A certificate of appealability may issue only upon a "substantial showing of the denial of a constitutional right." 28 U.S.C. § 2253(c)(2). Where a petitioner's constitutional claims have been adjudicated and denied on the merits by the district court, the petitioner must demonstrate that reasonable jurists could debate whether the issue should have been decided differently or show the issue is adequate to deserve encouragement to proceed further. Miller-El v. Cockrell. 537 U.S. 322, 336-38 (2003); Slack v. McDaniel. 529 U.S. 473, 483-84 (2000).
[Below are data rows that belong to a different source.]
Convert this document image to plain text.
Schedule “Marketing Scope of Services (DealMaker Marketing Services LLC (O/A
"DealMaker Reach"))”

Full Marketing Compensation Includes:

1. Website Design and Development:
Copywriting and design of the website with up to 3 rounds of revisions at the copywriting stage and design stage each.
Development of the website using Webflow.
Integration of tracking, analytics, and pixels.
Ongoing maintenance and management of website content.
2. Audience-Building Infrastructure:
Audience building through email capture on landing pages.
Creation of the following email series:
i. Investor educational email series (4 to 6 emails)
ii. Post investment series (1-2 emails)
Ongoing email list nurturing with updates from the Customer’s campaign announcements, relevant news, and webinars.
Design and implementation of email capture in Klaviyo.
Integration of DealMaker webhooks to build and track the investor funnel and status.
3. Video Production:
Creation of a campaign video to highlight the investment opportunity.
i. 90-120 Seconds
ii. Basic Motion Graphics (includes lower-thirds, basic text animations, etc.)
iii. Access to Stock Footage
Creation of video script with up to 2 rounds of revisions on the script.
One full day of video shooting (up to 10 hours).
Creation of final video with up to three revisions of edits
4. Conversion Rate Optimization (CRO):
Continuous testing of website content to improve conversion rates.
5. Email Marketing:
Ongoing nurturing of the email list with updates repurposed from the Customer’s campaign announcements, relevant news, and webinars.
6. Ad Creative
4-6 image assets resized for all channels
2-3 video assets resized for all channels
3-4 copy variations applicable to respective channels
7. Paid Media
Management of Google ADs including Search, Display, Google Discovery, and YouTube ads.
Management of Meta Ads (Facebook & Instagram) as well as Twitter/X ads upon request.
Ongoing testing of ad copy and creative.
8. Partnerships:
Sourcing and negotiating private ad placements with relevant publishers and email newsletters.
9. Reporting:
Where a petitioner's constitutional claims are dismissed on procedural grounds, a certificate of appealability will not issue unless the petitioner can demonstrate both "(1) 'that jurists of reason would find it debatable whether the petition [or motion] states a valid claim of denial of a constitutional right' and (2) 'that jurists of reason would find it debatable whether the district court was correct in its procedural ruling.'" Rose v. Lee. 252 F.3d 676,684 (4th Cir. 2001) (quoting Slack. 529 U.S. at 484). "Each component of the § 2253(c) showing is part of a threshold inquiry, and a court may find that it can dispose of the application in a fair and prompt manner if it proceeds first to resolve the issue whose answer is more apparent from the record and arguments." Slack. 529 U.S. at 484-85.
After reviewing the claims presented in the habeas petition in light of the applicable standard, the court finds reasonable jurists would not find the court's treatment of any of petitioner's claims debatable or wrong and none of the issues are adequate to deserve encouragement to proceed further. Accordingly, a certificate of appealability is denied.
Conclusion
Accordingly, respondent' motion is ALLOWED (D.E.#6) and Petitioner's habeas claims are DISMISSED Without Prejudice to allow petitioner to seek authorization with the Fourth Circuit to file this application in the Eastern District of North Carolina. The Certificate of appealability is DENIED. The case is CLOSED all other pending motions are DENIED as MOOT.